Tribeca Film Festival Opens, Promotes Manhattan

Aired May 10, 2002 - 06:56   ET

THIS IS A RUSH TRANSCRIPT. THIS COPY MAY NOT BE IN ITS FINAL FORM AND MAY BE UPDATED.


THIS IS A RUSH TRANSCRIPT. THIS COPY MAY NOT BE IN ITS FINAL FORM AND MAY BE UPDATED.
CAROL COSTELLO, CNN ANCHOR: Don't have to tell you this New York is still suffering in the aftermath of the September 11 terror attacks. And now some bigwigs are using their influence to help get the big apple back on its feet.

Sandy Kenyon, a Contributing Editor for "Parade" magazine, has this report.

(BEGIN VIDEOTAPE)

UNIDENTIFIED MALE: Welcome, ladies and gentlemen, to the opening of the first Tribeca Film Festival.

SANDY KENYON, CONTRIBUTING EDITOR, "PARADE" (voice-over): The official launch was well cast, with politicians, former presidents and Academy Award-winning directors. But it was Robert De Niro who took center stage.

ROBERT DE NIRO, ACTOR: Our goal was to celebrate the power of film-making, but more importantly to revitalize our neighborhood that was devastated on September 11.

KENYON: This native son says it's the least he could do for the neighborhood next to ground zero, where he's lived for more than a decade.

DE NIRO: I saw the buildings come down and it was just unbelievable. You know everybody says that. They have that same reaction. It's like, as my son says, it's like watching the moon fall. You couldn't believe it.

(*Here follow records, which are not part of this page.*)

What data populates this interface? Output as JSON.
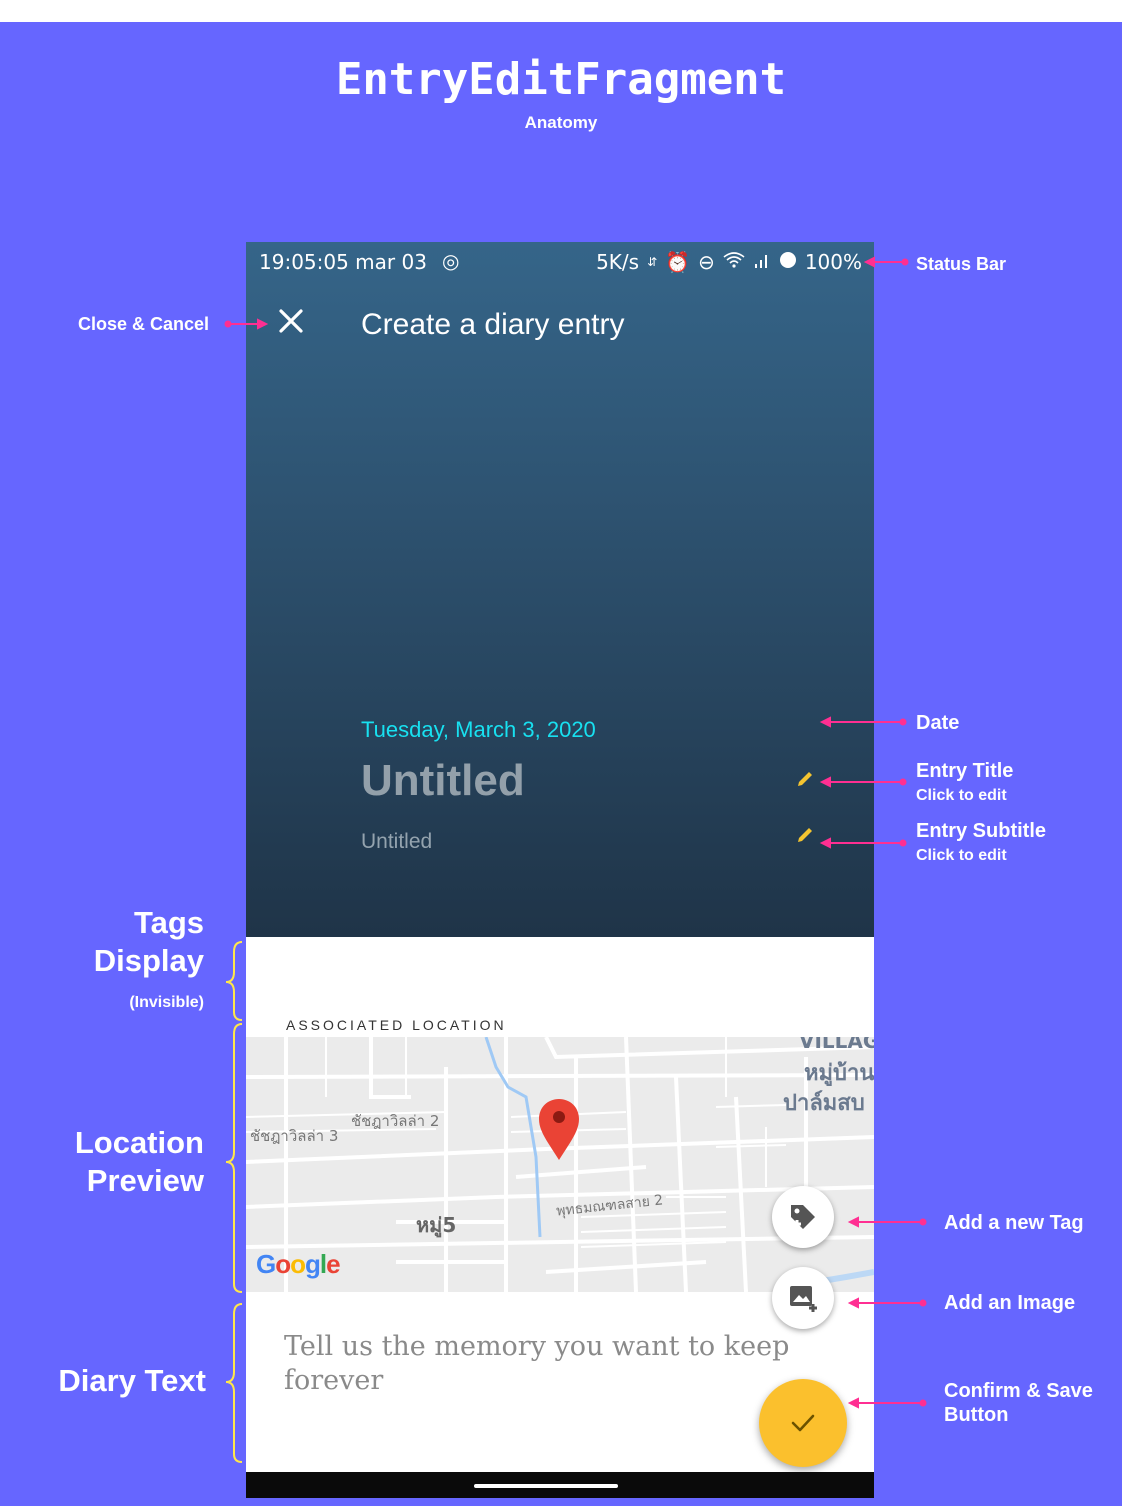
{
  "diagram": {
    "title": "EntryEditFragment",
    "subtitle": "Anatomy"
  },
  "status_bar": {
    "time": "19:05:05 mar 03",
    "speed": "5K/s",
    "battery": "100%"
  },
  "toolbar": {
    "close_icon": "close-icon",
    "title": "Create a diary entry"
  },
  "entry": {
    "date": "Tuesday, March 3, 2020",
    "title": "Untitled",
    "subtitle": "Untitled"
  },
  "location": {
    "label": "ASSOCIATED LOCATION",
    "map_labels": [
      "ชัชฎาวิลล่า 2",
      "ชัชฎาวิลล่า 3",
      "หมู่5",
      "พุทธมณฑลสาย 2",
      "VILLAG",
      "หมู่บ้าน",
      "ปาล์มสบ"
    ],
    "attribution": "Google"
  },
  "diary": {
    "placeholder": "Tell us the memory you want to keep forever"
  },
  "annotations": {
    "status_bar": "Status Bar",
    "close_cancel": "Close & Cancel",
    "date": "Date",
    "entry_title": "Entry Title",
    "entry_title_hint": "Click to edit",
    "entry_subtitle": "Entry Subtitle",
    "entry_subtitle_hint": "Click to edit",
    "tags_display_1": "Tags",
    "tags_display_2": "Display",
    "tags_invisible": "(Invisible)",
    "location_preview_1": "Location",
    "location_preview_2": "Preview",
    "diary_text": "Diary Text",
    "add_tag": "Add a new Tag",
    "add_image": "Add an Image",
    "confirm_save_1": "Confirm & Save",
    "confirm_save_2": "Button"
  },
  "colors": {
    "background": "#6666ff",
    "accent_date": "#18e0f0",
    "fab_confirm": "#fbc02d",
    "arrow": "#ff2f92",
    "bracket": "#ffe74a",
    "pin": "#ea4335"
  }
}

KENYON: De Niro and his business partner, Jane Rosenthal, came up with the ambitious plan: more than 150 pictures from over a dozen countries. What began with the film "About a Boy" ...

(BEGIN VIDEO CLIP)

HUGH GRANT, ACTOR: I'm a bloody (UNINTELLIGIBLE) and I'm bloody (UNINTELLIGIBLE)

(END VIDEO CLIP)

KENYON: ... will end with the latest "Star Wars" epic. JANE ROSENTHAL, FESTIVAL CO-FOUNDER: For us, it's really about driving people into lower Manhattan. It's about having as many people as possible come down here, shop in our stores, see movies and have a good time.

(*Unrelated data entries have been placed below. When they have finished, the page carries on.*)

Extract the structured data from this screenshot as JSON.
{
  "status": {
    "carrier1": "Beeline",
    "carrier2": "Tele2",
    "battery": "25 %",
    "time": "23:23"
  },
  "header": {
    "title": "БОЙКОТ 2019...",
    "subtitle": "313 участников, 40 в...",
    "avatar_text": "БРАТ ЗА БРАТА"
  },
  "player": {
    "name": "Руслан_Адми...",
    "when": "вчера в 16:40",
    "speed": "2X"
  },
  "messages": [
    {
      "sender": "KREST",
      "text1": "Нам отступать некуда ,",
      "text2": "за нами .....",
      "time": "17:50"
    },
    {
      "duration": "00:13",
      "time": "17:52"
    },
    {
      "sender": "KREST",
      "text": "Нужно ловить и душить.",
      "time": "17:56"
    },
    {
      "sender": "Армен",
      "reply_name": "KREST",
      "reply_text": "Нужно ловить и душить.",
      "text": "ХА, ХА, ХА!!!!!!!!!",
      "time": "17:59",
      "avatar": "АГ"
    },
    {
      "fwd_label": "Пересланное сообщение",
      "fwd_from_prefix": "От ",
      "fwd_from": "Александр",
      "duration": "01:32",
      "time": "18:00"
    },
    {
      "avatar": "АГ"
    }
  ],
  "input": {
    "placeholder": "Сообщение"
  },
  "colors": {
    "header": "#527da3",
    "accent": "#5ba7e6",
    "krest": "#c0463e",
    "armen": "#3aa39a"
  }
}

KENYON (on camera): Since 9-11, more than 10,000 businesses have closed or moved from here, and an estimated 100,000 jobs in lower Manhattan have been lost.

DE NIRO: Of course it's coming back, but we would like to help it come back a lot faster.

KENYON: Helping him out were plenty of famous friends anxious to show their support.

BILLY JOEL, MUSICIAN: Are you talking to me?

HELEN HUNT, ACTRESS: Robert De Niro, so that helps.

KEVIN SPACEY, ACTOR: When he phones, you answer the call.

KENYON: This being New York, not everybody is so enthusiastic.

ROBERT WURZBURG, INDEPENDENT FILMMAKER: The agenda of the festival is one thing, and it just doesn't include a certain part of the film community.

KENYON: Among the titles that are included in the festival, a documentary about September 11. A film about a father learning how to grieve with his son. "The hole in the sky is a hole in our hearts," say the founders of the Tribeca film festival. But they are determined to give new meaning to an old refrain and "make a brand new start of it in old New York."

From "Parade" magazine, I'm Sandy Kenyon for CNN, New York.